By attaching mesenchymal stem cells to the tips of titanium oxide nanotubes, UC San Diego engineers were able to create a compound that can speed up bone growth. Because mesenchymal stem cells can be gathered from a patient’s own bone marrow, breaking one’s arm in the future may require a biopsy followed by a nanoparticle injection to the wound.
From UC San Diego:
According to this breakthrough research, nanotubes with a larger diameter cause cells growing on their surface to elongate much more than those with a small diameter. The larger diameter nanotube promotes quicker and stronger bone growth. “The use of nano topography to induce preferred differentiation was reported in recent years by other groups, but such studies were done mostly on polymer surfaces, which are not desirable orthopedic implant materials,” Jin [Sungho Jin, materials science professor at UC San Diego] said.
It is common for physicians and surgeons to use chemicals for stem cell implants in order to control cell differentiation, a conversion into a certain desired type of cells, for example, to neural cells, heart cells, and bone cells. However, introducing chemicals into the human body can sometimes have undesirable side effects. “What we have accomplished here is a way to introduce desirable guided differentiation using only nanostructures instead of resorting to chemicals,” said Seunghan (Brian) Oh, who is the lead author of the PNAS article.

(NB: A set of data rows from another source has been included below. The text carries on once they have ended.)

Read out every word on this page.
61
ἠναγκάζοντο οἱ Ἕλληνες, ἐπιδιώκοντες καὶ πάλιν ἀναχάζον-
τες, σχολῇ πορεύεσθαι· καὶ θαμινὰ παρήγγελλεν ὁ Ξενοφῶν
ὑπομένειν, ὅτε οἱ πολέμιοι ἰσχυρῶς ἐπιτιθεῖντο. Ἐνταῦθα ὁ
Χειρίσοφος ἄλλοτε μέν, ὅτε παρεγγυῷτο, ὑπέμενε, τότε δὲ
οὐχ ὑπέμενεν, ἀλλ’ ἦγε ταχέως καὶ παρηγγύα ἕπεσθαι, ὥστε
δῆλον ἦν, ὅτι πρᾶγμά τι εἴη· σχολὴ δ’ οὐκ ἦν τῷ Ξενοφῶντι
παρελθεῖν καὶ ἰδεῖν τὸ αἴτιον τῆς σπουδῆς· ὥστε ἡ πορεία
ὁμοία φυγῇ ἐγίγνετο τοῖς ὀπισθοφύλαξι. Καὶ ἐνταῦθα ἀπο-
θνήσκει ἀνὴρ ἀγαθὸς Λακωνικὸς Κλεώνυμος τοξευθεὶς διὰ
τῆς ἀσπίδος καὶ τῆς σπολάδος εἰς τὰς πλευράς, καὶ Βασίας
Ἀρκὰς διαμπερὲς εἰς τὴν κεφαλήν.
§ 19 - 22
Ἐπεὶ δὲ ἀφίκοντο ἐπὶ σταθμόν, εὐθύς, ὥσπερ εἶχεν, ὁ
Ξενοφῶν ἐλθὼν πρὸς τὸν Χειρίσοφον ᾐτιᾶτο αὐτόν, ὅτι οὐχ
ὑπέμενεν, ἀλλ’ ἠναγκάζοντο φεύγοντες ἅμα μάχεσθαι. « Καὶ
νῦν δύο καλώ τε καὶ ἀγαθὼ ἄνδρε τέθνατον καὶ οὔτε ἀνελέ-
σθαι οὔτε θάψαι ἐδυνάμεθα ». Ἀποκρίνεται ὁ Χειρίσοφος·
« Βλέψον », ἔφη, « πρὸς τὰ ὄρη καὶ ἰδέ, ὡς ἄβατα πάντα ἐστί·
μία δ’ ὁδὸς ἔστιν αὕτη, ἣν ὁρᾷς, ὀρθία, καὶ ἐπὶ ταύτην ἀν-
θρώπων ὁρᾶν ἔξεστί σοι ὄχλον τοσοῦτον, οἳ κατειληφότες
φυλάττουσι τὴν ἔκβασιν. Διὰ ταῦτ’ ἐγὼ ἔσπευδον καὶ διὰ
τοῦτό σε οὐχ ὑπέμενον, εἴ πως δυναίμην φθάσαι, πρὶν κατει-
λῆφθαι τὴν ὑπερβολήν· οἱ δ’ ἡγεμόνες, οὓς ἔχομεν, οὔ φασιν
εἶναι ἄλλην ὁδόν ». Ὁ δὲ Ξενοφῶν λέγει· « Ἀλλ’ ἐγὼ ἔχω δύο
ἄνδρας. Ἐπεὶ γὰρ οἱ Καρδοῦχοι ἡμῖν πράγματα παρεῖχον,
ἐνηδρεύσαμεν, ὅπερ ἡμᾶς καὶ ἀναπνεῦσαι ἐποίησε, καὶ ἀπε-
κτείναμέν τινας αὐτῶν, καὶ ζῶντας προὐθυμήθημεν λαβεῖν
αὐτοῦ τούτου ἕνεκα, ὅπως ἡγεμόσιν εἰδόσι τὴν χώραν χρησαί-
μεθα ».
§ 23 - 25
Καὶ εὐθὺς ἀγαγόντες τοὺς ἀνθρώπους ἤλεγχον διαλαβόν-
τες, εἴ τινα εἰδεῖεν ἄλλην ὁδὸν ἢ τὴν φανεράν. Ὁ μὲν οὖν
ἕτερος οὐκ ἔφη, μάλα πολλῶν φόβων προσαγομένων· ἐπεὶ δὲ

The next step for engineers will be to work with orthopedic surgeons and other colleagues at the UC San Diego School of Medicine to study ways to translate this breakthrough research to clinical application, said Shu Chien, a UC San Diego bioengineering professor and director of the university’s new Institute of Engineering in Medicine (IEM). Chien said this effort will be fostered by the IEM, whose goal is to bring together scientists, engineers and medical experts to come up with novel approaches to medicine.